Left Thumb-Stick = Move the currently selected tile around the level.

A = Select tower or block

X = Place tower

Y = Cycle available towers.

• Note: All controls above are subject to change.

To-Do List

Priority 1

Priority 2

Level File Format

This file format is a work in progress. The final file format may or may not be the same as described.

Example File

Header

Shown in Magenta above, this part of the file describes the rest of the file.

#define MAX_LEVEL_HEIGHT 2
#define MAX_LEVEL_WIDTH 16
#define MAX_LEVEL_DEPTH 16

struct LevelHeader {
    byte width;
    byte depth;
    byte height;
    byte num_nodes;
    byte theme;
    char name[11];
};

• width: The true width of the level, up to a maximum of 16.
• depth: The true depth of the level, up to a maximum of 16.
• height: The true height of the level, up to a maximum of 2. May be lowered to 1 if the 3rd dimension is not needed for representing the level properly.
• num_nodes: The amount of path nodes listed at the bottom of the file.
• theme: The texture set to use for this level.
• name: The name of the level.

World Data

Shown in White above, this is where all the world texture data is stored. Every 32 bytes of this section represents one 20x20x2 row of the level. Each number on these rows represents a texture that that portion of the row will use.

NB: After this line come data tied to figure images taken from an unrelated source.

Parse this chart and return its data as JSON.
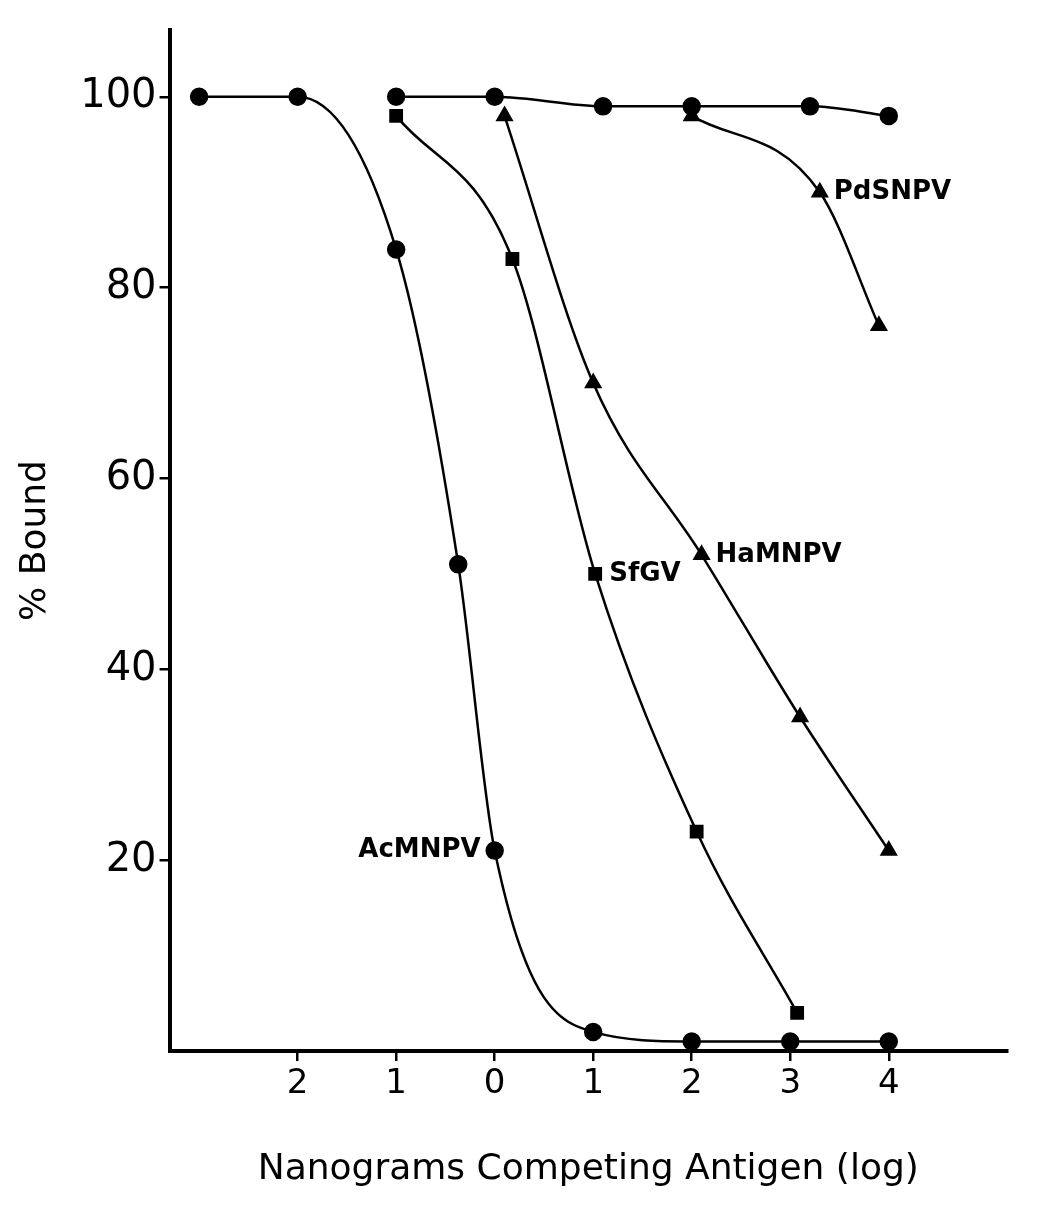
{
  "chart_data": {
    "type": "line",
    "xlabel": "Nanograms Competing Antigen (log)",
    "ylabel": "% Bound",
    "xlim": [
      -3.3,
      5.2
    ],
    "xticks": [
      {
        "value": -2,
        "label": "2"
      },
      {
        "value": -1,
        "label": "1"
      },
      0,
      1,
      2,
      3,
      4
    ],
    "ylim": [
      0,
      107
    ],
    "yticks": [
      20,
      40,
      60,
      80,
      100
    ],
    "grid": false,
    "legend": false,
    "line_style": "solid",
    "series": [
      {
        "name": "AcMNPV",
        "color": "#000000",
        "marker": "circle",
        "x": [
          -3,
          -2,
          -1,
          -0.37,
          0,
          1,
          2,
          3,
          4
        ],
        "values": [
          100,
          100,
          84,
          51,
          21,
          2,
          1,
          1,
          1
        ]
      },
      {
        "name": "SfGV",
        "color": "#000000",
        "marker": "square",
        "x": [
          -1,
          0.18,
          1.02,
          2.05,
          3.07
        ],
        "values": [
          98,
          83,
          50,
          23,
          4
        ]
      },
      {
        "name": "HaMNPV",
        "color": "#000000",
        "marker": "triangle",
        "x": [
          0.1,
          1,
          2.1,
          3.1,
          4
        ],
        "values": [
          98,
          70,
          52,
          35,
          21
        ]
      },
      {
        "name": "PdSNPV",
        "color": "#000000",
        "marker": "triangle",
        "x": [
          2,
          3.3,
          3.9
        ],
        "values": [
          98,
          90,
          76
        ]
      },
      {
        "color": "#000000",
        "marker": "circle",
        "x": [
          -1,
          0,
          1.1,
          2,
          3.2,
          4
        ],
        "values": [
          100,
          100,
          99,
          99,
          99,
          98
        ]
      }
    ]
  }
}
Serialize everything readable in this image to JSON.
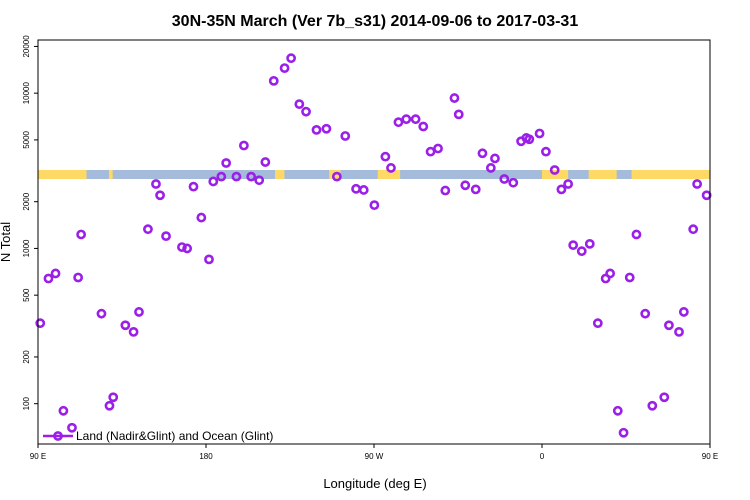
{
  "chart_data": {
    "type": "scatter",
    "title": "30N-35N March (Ver 7b_s31)   2014-09-06 to 2017-03-31",
    "xlabel": "Longitude (deg E)",
    "ylabel": "N Total",
    "y_scale": "log",
    "xlim": [
      90,
      450
    ],
    "ylim": [
      55,
      22000
    ],
    "x_ticks": [
      {
        "value": 90,
        "label": "90 E"
      },
      {
        "value": 180,
        "label": "180"
      },
      {
        "value": 270,
        "label": "90 W"
      },
      {
        "value": 360,
        "label": "0"
      },
      {
        "value": 450,
        "label": "90 E"
      },
      {
        "value": 540,
        "label": "180"
      }
    ],
    "y_ticks": [
      {
        "value": 100,
        "label": "100"
      },
      {
        "value": 200,
        "label": "200"
      },
      {
        "value": 500,
        "label": "500"
      },
      {
        "value": 1000,
        "label": "1000"
      },
      {
        "value": 2000,
        "label": "2000"
      },
      {
        "value": 5000,
        "label": "5000"
      },
      {
        "value": 10000,
        "label": "10000"
      },
      {
        "value": 20000,
        "label": "20000"
      }
    ],
    "surface_band": {
      "y_range": [
        2800,
        3200
      ],
      "land_color": "#FFD966",
      "ocean_color": "#A4BBDC",
      "land_segments": [
        [
          90,
          116
        ],
        [
          128,
          130
        ],
        [
          217,
          222
        ],
        [
          246,
          252
        ],
        [
          272,
          284
        ],
        [
          360,
          374
        ],
        [
          385,
          400
        ],
        [
          408,
          450
        ]
      ]
    },
    "series": [
      {
        "name": "Land (Nadir&Glint) and Ocean (Glint)",
        "color": "#9B1FE8",
        "x": [
          91.2,
          95.6,
          99.4,
          103.6,
          108.2,
          111.5,
          113.1,
          124.0,
          128.3,
          130.3,
          136.8,
          141.2,
          144.1,
          148.9,
          153.2,
          155.4,
          158.6,
          167.1,
          169.9,
          173.3,
          177.5,
          181.6,
          183.9,
          188.2,
          190.8,
          196.3,
          200.3,
          204.2,
          208.5,
          211.8,
          216.3,
          222.1,
          225.6,
          230.0,
          233.6,
          239.2,
          244.5,
          250.1,
          254.6,
          260.4,
          264.5,
          270.2,
          276.1,
          279.1,
          283.1,
          287.3,
          292.3,
          296.4,
          300.3,
          304.3,
          308.2,
          313.1,
          315.4,
          318.9,
          324.5,
          328.1,
          332.6,
          334.8,
          339.8,
          344.6,
          348.8,
          351.6,
          353.2,
          358.7,
          362.1,
          366.8,
          370.4,
          374.0,
          376.7,
          381.3,
          385.6,
          389.9,
          394.1,
          396.5,
          400.6,
          403.7,
          407.0,
          410.6,
          415.3,
          419.1,
          425.5,
          428.0,
          433.4,
          436.0,
          441.0,
          443.1,
          448.2
        ],
        "y": [
          330,
          640,
          690,
          90,
          70,
          650,
          1230,
          380,
          97,
          110,
          320,
          290,
          390,
          1330,
          2600,
          2200,
          1200,
          1020,
          1000,
          2500,
          1580,
          850,
          2700,
          2900,
          3550,
          2900,
          4600,
          2900,
          2750,
          3600,
          12000,
          14500,
          16800,
          8500,
          7600,
          5800,
          5900,
          2900,
          5300,
          2420,
          2380,
          1900,
          3900,
          3300,
          6500,
          6800,
          6800,
          6100,
          4200,
          4400,
          2360,
          9300,
          7300,
          2550,
          2400,
          4100,
          3300,
          3800,
          2800,
          2650,
          4900,
          5150,
          5050,
          5500,
          4200,
          3200,
          2400,
          2600,
          1050,
          960,
          1070,
          330,
          640,
          690,
          90,
          65,
          650,
          1230,
          380,
          97,
          110,
          320,
          290,
          390,
          1330,
          2600,
          2200
        ]
      }
    ],
    "legend": {
      "position": "bottom-left",
      "entries": [
        "Land (Nadir&Glint) and Ocean (Glint)"
      ]
    }
  }
}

static TextureData WorldTextureData[] = {
	{ L"", ... },
	{ L"grass.bmp", ... },
	{ L"path.jpg", ... }	
};

The above source code shows how some of the textures are stored in the game, this storage is not final, the texture info may be stored in the map itself by the end of development.

When you look at the following section of the world data:

The top 16 bytes of this data represents 16 columns in the first row where y = 0. The second 16 bytes represents 16 columns in the first row where y = 1.

In the above example, 00 represents an empty texture and is NOT drawn. 01 represents a grass texture and 02 represents a path texture. This correlates to the WorldTextureData array depicted above.

Pathing Data

Shown in Blue above, this 64 byte section of the file describes the path that the AI will take in order to reach the end of the map. The data shown in the above example is incomplete and will not work. 0xFF just means it is an invalid node: -1.

#define MAX_PATH_NODES	32

struct Coord {
    Coord(char x, char y) : x(x), y(y) {}
    Coord() : x(0), y(0) {}
    public: 
        char x, y;
};

Coord _pathNodes[MAX_PATH_NODES];

The _pathNodes array stores the series of x,y coordinates from 0-num_nodes. This is read from the file in sequence.

For example:

00 00 01 00 01 01 02 01 FF FF

Contains a total of five path nodes:

x: 0 ,  y: 0
x: 1 ,  y: 0
x: 1 ,  y: 1
x: 2 ,  y: 1
x: -1,  y: -1

The first path node is at 0,0. The enemy will start at this node. The next node is 1,0. The enemy will then move from it's current node (0,0) up in the x direction to it's new node (1,0). The enemy will continue to follow this series of nodes over time until he reaches the end node (num_nodes) or when the node's x or y value is less than 0 (invalid node).

With this basic system we should easily be able to represent the enemy movement in the 3d world.